COUNTRY HUMOR Green or not, I've not a lot By Jack S. Bray
About all I have ever understood about money is, when I'm
well off it's all on paper, but when I'm broke, it's cash. And I'm getting to
the age where I'm starting to worry that my money won't last as long as I do.
To try to expand my money savvy, I have been looking into
not only dollars but other currencies. For example, I have studied up some on
the "euro," that 5-year-old money adopted by a dozen or so European nations.
Normally, I don't pay much attention to what goes on in Europe. Most of what I
have heard from there since World War II leads me to believe the entire
continent may be a couple of clowns short of a circus.
But at first glance, having a uniform currency across the
euro-zone seems to be a good idea. I mean, you no longer have to bother with
all that different money, most of which resembled toilet paper with murals.
Instead of French francs, German marks and Italian lire-all with different
values in relation to each other-now you can price everything everywhere in
euros.
So why doesn't everybody in the world use the same money? To
most of us Americans, the U.S. dollar would be the preferred choice, probably.
But maybe we could be persuaded to swap our greenbacks for "globos" or
"earthos" or something-as long as the new currency had a bald eagle and a
one-eyed pyramid on it.
However, we might want to think it through. We've had all
kinds of grief with the Chinese because they try to peg their currency (the
yuan or whatever it is) to the dollar, and look where that has put us. We have
amassed trillion-dollar trade deficits; more and more of them in our trade with
China.
On second thought, maybe having a unified currency all over
the place isn't such a great idea. Maybe, instead of unifying money we should
think about going the other way. Goodness knows the U.S. has had its own
internal monetary miseries. Back in William Jennings Bryan's "Cross of Gold"
days, hard-currency bankers crucified farmers and other debtors. If farmers and businessmen had the power to devalue
their local currencies, things might have turned out differently; we might not
today have a Federal Reserve System, nor a federal income tax.
Same thing with New England textile mill owners, who fled
south to avoid paying union wages. That region has never fully recovered. If
New England had been allowed to set the value of its regional currency against
the national dollar, the entire area might never have fallen on such hard
times.
There's an old
credo on currency that says, them as has gets more and them as has not gets
got. I doubt if that monetary maxim would change much simply because we changed
what we call our money. I'd probably still have the same anxieties about
running out of dough before I run out of me.
The forecast is muddled By Mitch Jayne
I once heard Ozark farming described by an 80-year-old
neighbor, who said, "I've tried to grow everything on the side of these hills
and mis-guessed the climate for 60 years. Now I believe I'm a gonna quit and
try something easier, like sortin' bobcats."
Like a lot of my neighbors, he blamed most frustrations on
the weather, which in steep mountain country never follows the rules.
Back when I was a radio announcer on a little 250-watt
station, my job was to give the weather report early in the morning.
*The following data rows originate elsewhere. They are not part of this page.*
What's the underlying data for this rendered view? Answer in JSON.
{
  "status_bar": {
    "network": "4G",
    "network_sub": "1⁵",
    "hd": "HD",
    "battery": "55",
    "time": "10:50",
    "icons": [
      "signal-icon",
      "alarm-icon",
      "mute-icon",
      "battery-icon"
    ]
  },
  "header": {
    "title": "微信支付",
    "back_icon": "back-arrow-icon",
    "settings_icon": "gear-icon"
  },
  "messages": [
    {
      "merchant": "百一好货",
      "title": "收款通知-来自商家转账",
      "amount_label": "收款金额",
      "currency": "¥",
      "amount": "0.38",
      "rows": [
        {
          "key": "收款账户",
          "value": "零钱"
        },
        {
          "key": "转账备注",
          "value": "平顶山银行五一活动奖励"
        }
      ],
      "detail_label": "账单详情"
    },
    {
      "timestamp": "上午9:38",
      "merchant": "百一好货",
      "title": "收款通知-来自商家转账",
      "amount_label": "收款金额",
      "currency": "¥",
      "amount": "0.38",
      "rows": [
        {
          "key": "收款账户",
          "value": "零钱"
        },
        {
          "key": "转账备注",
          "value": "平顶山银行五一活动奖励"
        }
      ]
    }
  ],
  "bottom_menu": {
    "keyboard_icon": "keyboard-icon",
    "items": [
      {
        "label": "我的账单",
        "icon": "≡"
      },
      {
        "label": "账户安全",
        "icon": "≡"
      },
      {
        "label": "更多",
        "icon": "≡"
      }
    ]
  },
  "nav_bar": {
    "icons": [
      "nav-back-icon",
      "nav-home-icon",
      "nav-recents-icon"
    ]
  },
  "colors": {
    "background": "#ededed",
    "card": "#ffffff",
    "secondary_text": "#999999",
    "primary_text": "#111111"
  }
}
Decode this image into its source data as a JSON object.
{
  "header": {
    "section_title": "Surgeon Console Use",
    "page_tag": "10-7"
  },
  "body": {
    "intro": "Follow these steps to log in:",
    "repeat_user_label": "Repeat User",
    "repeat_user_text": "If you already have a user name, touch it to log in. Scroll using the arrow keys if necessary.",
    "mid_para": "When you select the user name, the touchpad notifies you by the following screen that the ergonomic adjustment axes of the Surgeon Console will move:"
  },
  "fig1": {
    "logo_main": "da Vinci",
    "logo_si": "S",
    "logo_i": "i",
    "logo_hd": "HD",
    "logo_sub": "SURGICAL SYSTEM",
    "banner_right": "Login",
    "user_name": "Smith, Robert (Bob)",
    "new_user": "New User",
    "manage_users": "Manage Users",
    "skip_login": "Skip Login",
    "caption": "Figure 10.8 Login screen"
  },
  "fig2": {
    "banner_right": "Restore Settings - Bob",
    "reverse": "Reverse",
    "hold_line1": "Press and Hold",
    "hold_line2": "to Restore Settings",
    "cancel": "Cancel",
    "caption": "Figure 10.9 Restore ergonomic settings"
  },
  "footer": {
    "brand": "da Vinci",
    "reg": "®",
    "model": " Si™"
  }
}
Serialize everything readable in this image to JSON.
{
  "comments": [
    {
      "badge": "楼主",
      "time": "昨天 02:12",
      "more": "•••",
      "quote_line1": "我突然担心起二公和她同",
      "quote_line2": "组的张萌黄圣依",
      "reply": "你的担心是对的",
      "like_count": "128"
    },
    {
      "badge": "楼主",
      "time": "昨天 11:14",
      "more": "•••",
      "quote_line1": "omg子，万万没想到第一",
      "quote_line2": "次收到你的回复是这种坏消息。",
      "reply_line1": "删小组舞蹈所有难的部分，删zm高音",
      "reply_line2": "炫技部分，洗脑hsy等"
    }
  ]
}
People
would call in to let me know they held me responsible.
One day a woman called in to say, "You claimed showers, so I
scattered my grass seed on the yard. You didn't say nothin' about it comin' a
dashin' rain, which piled it all in the lowest fence corner!"
I got in trouble those days because our weather report came
from Springfield, which, while technically in the Ozarks, is a plateau compared
to the rugged ridges of the springs country to the east.
The men seldom complained. Most farmers in that time before
television, tuned to C.C. Williford, Springfield's revered weatherman, knowing
I got my morning report from the same place. But their wives were loyal to our
hometown station, which featured homey programs like "Swap Shop" and took my
forecasts as personally as a recipe. They felt obliged to call me when I had
failed them.
My most amazing criticism, however, came by mail. Earnestly
penciled in capital letters by a farm wife from Gladden Valley, it said:
Dear Mr. Jayne,
I don't like to complain because Lord knows none of us is
perfect, but I have been a radio listener to your station for 4 years, and you
give out the sorriest weather I have ever heard. My son can read weather signs
better than any of you, and he is 10 years old. He knows rain crows, tree toads
and what all other varmints do that calls for rain. He knows if a snow will
stick or go off and foretell a frost, a fog or snow a making because he knows
to look for signs before he opens his mouth. I don't think it is right for you
to lie about weather, as many folks depends on what you tell them to get stock
in or work in the hay. Not telling you what to do, but if you need guidance, in
telling about weather to farm people, you might try praying, which is a help to
us all.
I showed this letter to the old neighbor, who planned to
take up sorting bobcats.
"PRAYING?" he said, bug-eyed, "Why son, if praying worked
I'd have sold this farm 50 years ago!"